Immediately after the burn, people in East Palestine began reporting adverse health symptoms including headaches, nose bleeds, skin rashes, central nervous symptoms, thyroid problems and more. These and other adverse health problems have continued to plague the residents of this rural midwestern town.

EPA immediately responded by telling people that everything was alright and there was no cause for alarm. EPA’s testing found no levels of “concern.” But the people in East Palestine could not accept this narrative because they knew things were not right. They knew the health effects they were suffering from were real. They knew that EPA was not telling them the truth.

If EPA were honest with the people at East Palestine, they would have told them that they didn’t understand why people were continuing to report so many illnesses while their data told them otherwise. But if EPA did acknowledge how little is known about the link between adverse health effects and exposures to mixtures of chemicals, the people of East Palestine would demand action in the face of these uncertainties. Actions like paying for relocations so that they can stop being exposed to the toxic chemicals that are still in the air and getting the health care they need to move on with their lives.

The people in East Palestine deserve better. So do hundreds of other communities across this country where people have similarly been exposed to low levels mixtures of toxic chemicals. It is clear from the situation in East Palestine that very little is known about how people respond to chemical exposures, especially to low level mixtures. This is evident when the EPA and other public health agencies who rely on traditional toxicology and risk assessment are telling the people of East Palestine that everything is safe when it clearly is not.

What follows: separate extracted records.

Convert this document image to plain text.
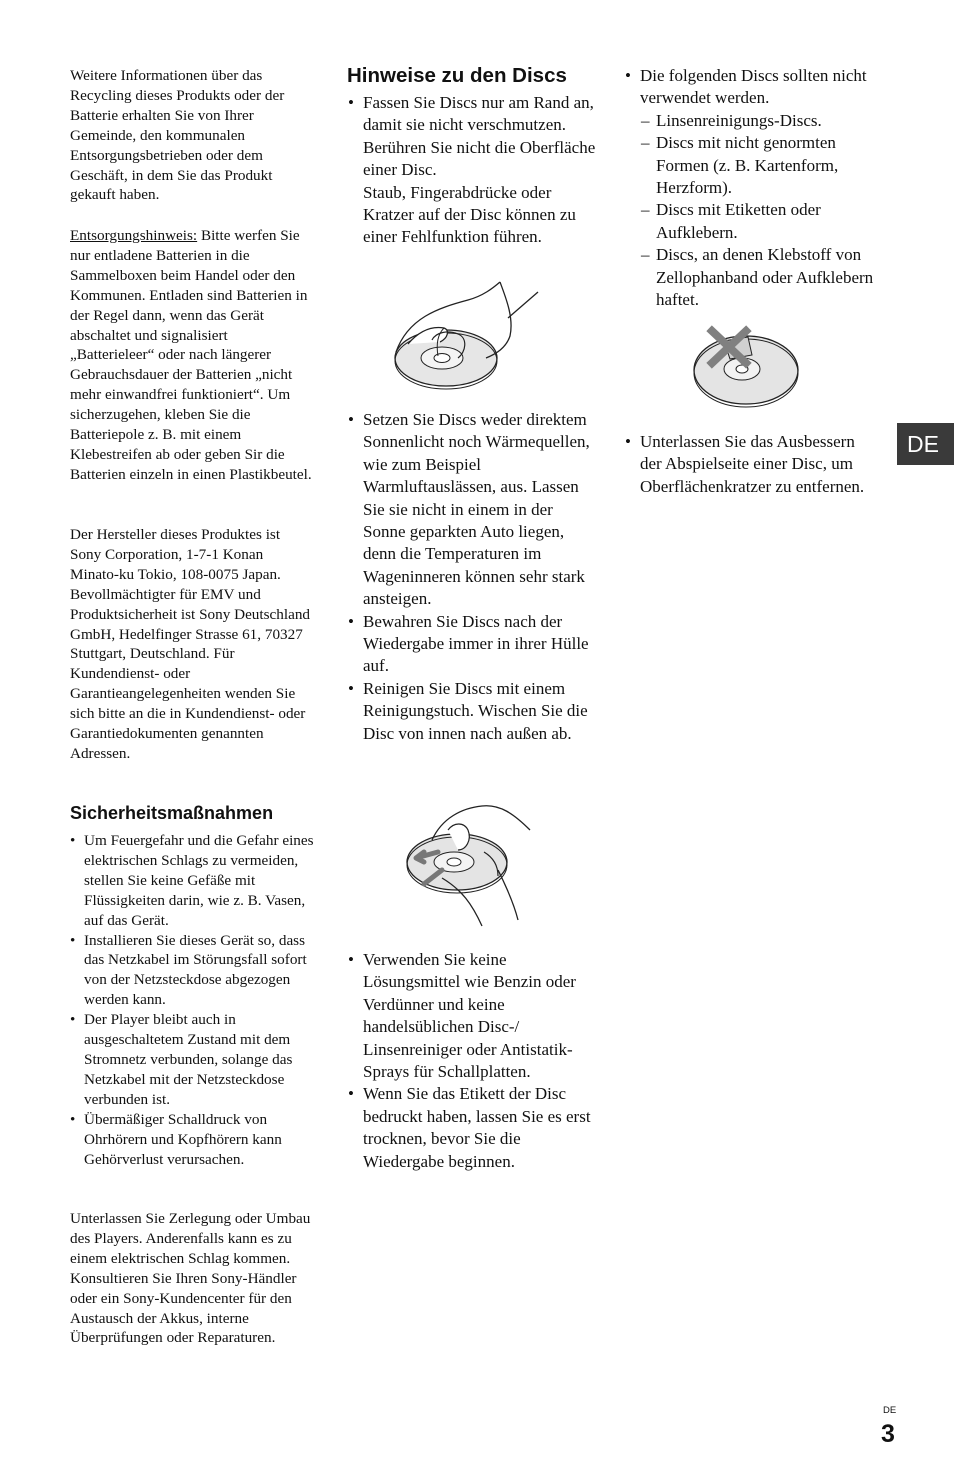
Weitere Informationen über das Recycling dieses Produkts oder der Batterie erhalten Sie von Ihrer Gemeinde, den kommunalen Entsorgungsbetrieben oder dem Geschäft, in dem Sie das Produkt gekauft haben.

Entsorgungshinweis: Bitte werfen Sie nur entladene Batterien in die Sammelboxen beim Handel oder den Kommunen. Entladen sind Batterien in der Regel dann, wenn das Gerät abschaltet und signalisiert „Batterieleer“ oder nach längerer Gebrauchsdauer der Batterien „nicht mehr einwandfrei funktioniert“. Um sicherzugehen, kleben Sie die Batteriepole z. B. mit einem Klebestreifen ab oder geben Sir die Batterien einzeln in einen Plastikbeutel.

Der Hersteller dieses Produktes ist Sony Corporation, 1-7-1 Konan Minato-ku Tokio, 108-0075 Japan. Bevollmächtigter für EMV und Produktsicherheit ist Sony Deutschland GmbH, Hedelfinger Strasse 61, 70327 Stuttgart, Deutschland. Für Kundendienst- oder Garantieangelegenheiten wenden Sie sich bitte an die in Kundendienst- oder Garantiedokumenten genannten Adressen.

Sicherheitsmaßnahmen
• Um Feuergefahr und die Gefahr eines elektrischen Schlags zu vermeiden, stellen Sie keine Gefäße mit Flüssigkeiten darin, wie z. B. Vasen, auf das Gerät.
• Installieren Sie dieses Gerät so, dass das Netzkabel im Störungsfall sofort von der Netzsteckdose abgezogen werden kann.
• Der Player bleibt auch in ausgeschaltetem Zustand mit dem Stromnetz verbunden, solange das Netzkabel mit der Netzsteckdose verbunden ist.
• Übermäßiger Schalldruck von Ohrhörern und Kopfhörern kann Gehörverlust verursachen.

Unterlassen Sie Zerlegung oder Umbau des Players. Anderenfalls kann es zu einem elektrischen Schlag kommen. Konsultieren Sie Ihren Sony-Händler oder ein Sony-Kundencenter für den Austausch der Akkus, interne Überprüfungen oder Reparaturen.

Hinweise zu den Discs
• Fassen Sie Discs nur am Rand an, damit sie nicht verschmutzen. Berühren Sie nicht die Oberfläche einer Disc.
Staub, Fingerabdrücke oder Kratzer auf der Disc können zu einer Fehlfunktion führen.
• Setzen Sie Discs weder direktem Sonnenlicht noch Wärmequellen, wie zum Beispiel Warmluftauslässen, aus. Lassen Sie sie nicht in einem in der Sonne geparkten Auto liegen, denn die Temperaturen im Wageninneren können sehr stark ansteigen.
• Bewahren Sie Discs nach der Wiedergabe immer in ihrer Hülle auf.
• Reinigen Sie Discs mit einem Reinigungstuch. Wischen Sie die Disc von innen nach außen ab.
• Verwenden Sie keine Lösungsmittel wie Benzin oder Verdünner und keine handelsüblichen Disc-/ Linsenreiniger oder Antistatik-Sprays für Schallplatten.
• Wenn Sie das Etikett der Disc bedruckt haben, lassen Sie es erst trocknen, bevor Sie die Wiedergabe beginnen.
• Die folgenden Discs sollten nicht verwendet werden.
– Linsenreinigungs-Discs.
– Discs mit nicht genormten Formen (z. B. Kartenform, Herzform).
– Discs mit Etiketten oder Aufklebern.
– Discs, an denen Klebstoff von Zellophanband oder Aufklebern haftet.
• Unterlassen Sie das Ausbessern der Abspielseite einer Disc, um Oberflächenkratzer zu entfernen.
DE
DE
3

It’s time to acknowledge that the scientific understanding does not exist to explain what is happening to the health of the people in East Palestine. It’s time to recognize that we cannot rely on traditional toxicology to answer the questions people have about their exposures to low level chemical mixtures. It’s time to do the right thing by the people in East Palestine and by hundreds of communities across the U.S. where people are being exposed to low level mixtures of toxic chemicals. It’s time to acknowledge that the tools we have are not able to answer the questions people raise about their exposure to toxic chemicals and give people the relief they are asking for, whether it’s cleanup, relocation, health care or something else.   

It’s what the government did for the Vietnam veterans exposed to Agent Orange; for the atomic bomb victims exposed to radiation fallout; for the 9/11 first responders in New York City; for the soldiers exposed to burn-pit smoke in Iran and Afghanistan and other overseas locations; and for the Marines at Camp Lejeune, North Carolina who drank contaminated water. Do the people of East Palestine deserve anything less than the soldiers and first responders who protect this country?

In each of these instances, the government recognized that the science linking exposure and health outcomes was incomplete and instead of requiring proof of cause and effect, they said, “Enough, we will take care of our own.” They moved to a presumptive scientific approach that allowed veterans and first responders to  health care and other compensation. We should do the same for the people of East Palestine and in hundreds of other communities that have been exposed to low level mixtures of toxic chemicals.